Considering all of the variables and different routes goods can take while in transit, payments can quickly get complicated. On top of this challenge, Menendez noted, there is the issue of payment speed and settlement – whether freight forwarders and carriers are able to complete jobs before they are paid, how they reconcile any issues or mistakes in payment and more.

According to Menendez, while industry players often solve for these variables based on their own experience, it was the realization that the last mile of delivery can be solved by optimizing the first mile of payment – to the freight forwarders and their value chain – that promoted Mastercard to leverage their rails to create a freight forwarding process and payments solution. Earlier this week, the company announced a collaboration with Stargo, a company that provides automated routing and pricing services for freight forwarders and carriers using automation and artificial intelligence in the problem-solving process.

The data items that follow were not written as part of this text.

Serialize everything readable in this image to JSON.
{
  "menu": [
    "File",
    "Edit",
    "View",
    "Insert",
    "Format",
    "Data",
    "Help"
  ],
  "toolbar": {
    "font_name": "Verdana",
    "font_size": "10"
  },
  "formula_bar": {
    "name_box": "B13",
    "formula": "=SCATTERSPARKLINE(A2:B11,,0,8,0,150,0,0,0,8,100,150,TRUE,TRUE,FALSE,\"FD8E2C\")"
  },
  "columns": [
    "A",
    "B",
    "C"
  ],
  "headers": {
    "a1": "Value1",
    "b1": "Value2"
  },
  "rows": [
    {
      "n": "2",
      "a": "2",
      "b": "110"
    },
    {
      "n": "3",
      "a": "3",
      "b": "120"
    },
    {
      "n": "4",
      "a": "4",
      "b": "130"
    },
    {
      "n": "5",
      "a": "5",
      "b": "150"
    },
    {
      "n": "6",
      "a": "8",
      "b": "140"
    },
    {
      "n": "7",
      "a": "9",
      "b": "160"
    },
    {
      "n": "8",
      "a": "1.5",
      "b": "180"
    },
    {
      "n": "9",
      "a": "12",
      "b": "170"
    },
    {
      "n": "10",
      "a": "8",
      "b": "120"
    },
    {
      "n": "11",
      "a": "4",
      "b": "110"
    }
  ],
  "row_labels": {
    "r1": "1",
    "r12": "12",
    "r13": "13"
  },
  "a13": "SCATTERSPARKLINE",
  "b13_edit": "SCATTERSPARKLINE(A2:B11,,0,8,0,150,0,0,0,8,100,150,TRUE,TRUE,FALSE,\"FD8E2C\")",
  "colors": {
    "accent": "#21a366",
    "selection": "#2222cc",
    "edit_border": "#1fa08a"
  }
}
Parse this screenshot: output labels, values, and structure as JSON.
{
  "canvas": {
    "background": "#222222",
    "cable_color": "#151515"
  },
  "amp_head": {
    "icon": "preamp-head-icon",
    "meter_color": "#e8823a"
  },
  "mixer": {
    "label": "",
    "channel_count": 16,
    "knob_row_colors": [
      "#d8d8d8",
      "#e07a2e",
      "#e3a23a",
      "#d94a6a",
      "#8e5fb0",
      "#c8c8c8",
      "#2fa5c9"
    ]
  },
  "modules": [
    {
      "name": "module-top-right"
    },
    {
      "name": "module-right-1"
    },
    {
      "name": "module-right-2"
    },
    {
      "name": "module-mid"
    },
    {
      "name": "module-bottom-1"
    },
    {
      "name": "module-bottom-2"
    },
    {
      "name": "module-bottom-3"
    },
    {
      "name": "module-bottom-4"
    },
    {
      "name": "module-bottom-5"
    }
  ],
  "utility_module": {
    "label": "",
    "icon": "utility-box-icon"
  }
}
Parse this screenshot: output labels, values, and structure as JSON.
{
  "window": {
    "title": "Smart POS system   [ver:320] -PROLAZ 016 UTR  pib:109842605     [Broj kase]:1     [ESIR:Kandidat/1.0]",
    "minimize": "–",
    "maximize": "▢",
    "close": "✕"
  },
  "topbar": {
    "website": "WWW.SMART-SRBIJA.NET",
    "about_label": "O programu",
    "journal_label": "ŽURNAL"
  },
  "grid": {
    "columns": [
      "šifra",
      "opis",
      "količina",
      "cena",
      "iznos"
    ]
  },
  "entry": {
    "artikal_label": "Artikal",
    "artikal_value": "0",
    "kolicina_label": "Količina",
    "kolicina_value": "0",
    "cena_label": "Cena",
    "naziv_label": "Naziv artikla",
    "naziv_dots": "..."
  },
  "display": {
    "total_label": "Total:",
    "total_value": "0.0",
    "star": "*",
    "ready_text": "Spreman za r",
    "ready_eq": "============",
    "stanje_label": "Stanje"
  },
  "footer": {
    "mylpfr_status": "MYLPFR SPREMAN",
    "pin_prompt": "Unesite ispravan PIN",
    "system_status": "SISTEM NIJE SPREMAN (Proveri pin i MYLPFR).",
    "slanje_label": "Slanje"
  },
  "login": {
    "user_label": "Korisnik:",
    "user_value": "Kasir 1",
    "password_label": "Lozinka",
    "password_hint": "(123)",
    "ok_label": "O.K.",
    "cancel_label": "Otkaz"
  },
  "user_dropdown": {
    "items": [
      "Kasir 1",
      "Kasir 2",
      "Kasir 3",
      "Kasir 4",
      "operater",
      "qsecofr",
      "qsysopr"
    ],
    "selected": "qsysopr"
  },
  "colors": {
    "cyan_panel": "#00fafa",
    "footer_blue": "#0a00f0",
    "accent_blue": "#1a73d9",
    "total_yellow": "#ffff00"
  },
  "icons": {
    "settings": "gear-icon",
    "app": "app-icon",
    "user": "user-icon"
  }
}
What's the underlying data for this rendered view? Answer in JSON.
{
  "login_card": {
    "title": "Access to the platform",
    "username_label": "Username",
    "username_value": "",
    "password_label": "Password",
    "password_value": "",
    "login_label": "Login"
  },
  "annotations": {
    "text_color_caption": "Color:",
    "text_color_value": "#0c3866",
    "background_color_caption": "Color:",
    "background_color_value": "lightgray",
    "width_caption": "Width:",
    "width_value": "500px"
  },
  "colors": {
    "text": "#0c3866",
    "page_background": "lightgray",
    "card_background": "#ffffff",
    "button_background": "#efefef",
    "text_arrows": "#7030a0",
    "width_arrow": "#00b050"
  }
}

Menendez acknowledged that solving for all of these frictions is not without its challenges. Take, for instance, the variety with which freight forwarders and their partners make and receive payment.

Some companies pay by check, while others lump their monthly bills together for a single payment. Others agree to a payment plan likened to a subscription model, in which freight forwarders will pay carriers a set amount each month, regardless of how many shipments come through.

Menendez also highlighted a surprising struggle in the financial supply chain of this market.

“There is still cash in this space, believe it or not,” said Menendez. “It is a very fragmented payment experience.”

As Menendez noted, industry players cite long settlement cycles and a long tail of suppliers, as well as manual and expensive reconciliation processes, as top challenges.

A white paper published last month by Drewry Supply Chain Advisors in collaboration with Mastercard highlighted just how large the global container shipping market has become. According to analysts, transport revenues reached $166 billion last year alone, a transaction volume that included 1.26 billion freight invoices – all of which had to be “issued, verified, paid and reconciled,” the report noted, adding that invoicing and payments are plagued by manual processes and errors, particularly for smaller industry stakeholders.

Menendez pointed to the Drewry research, which calculated that addressing these inefficiencies could save global container shipping businesses $34.4 billion a year.

He’s optimistic that Mastercard and Stargo can drive a big chunk of those savings over time by giving freight forwarders an automated, end-to-end solution, from quote request to payment settlement. Stargo’s AI technologies and algorithms will analyze price changes and tens of thousands of data points in real time, and the Mastercard rails can enable payment, authorization, settlement and reconciliation using virtual cards, physical cards and account-to-account transfers (as a result of its Vocalink acquisition completed last year), Menendez explained.

As Mastercard positions itself to tackle these hurdles, Menendez noted that the company is taking a strategic approach to how it does so – and that includes a bit of experimentation.

Menendez emphasized that there are a lot of moving parts in freight forwarding, and that the intent of this pilot is to see how the solution they are co-creating can make the end-to-end process work more smoothly – not just in time, transparency and cost, but also as it relates to environmental issues, economics and TEU governance.

“This is a huge space,” continued Menendez. “We estimate about $2 trillion, just in paying for the shipment of goods. There is a very long tail, and we feel there is a lot of benefit to help organize this space, and facilitate tracking and payment transparency – for people like us, and for companies and governments.”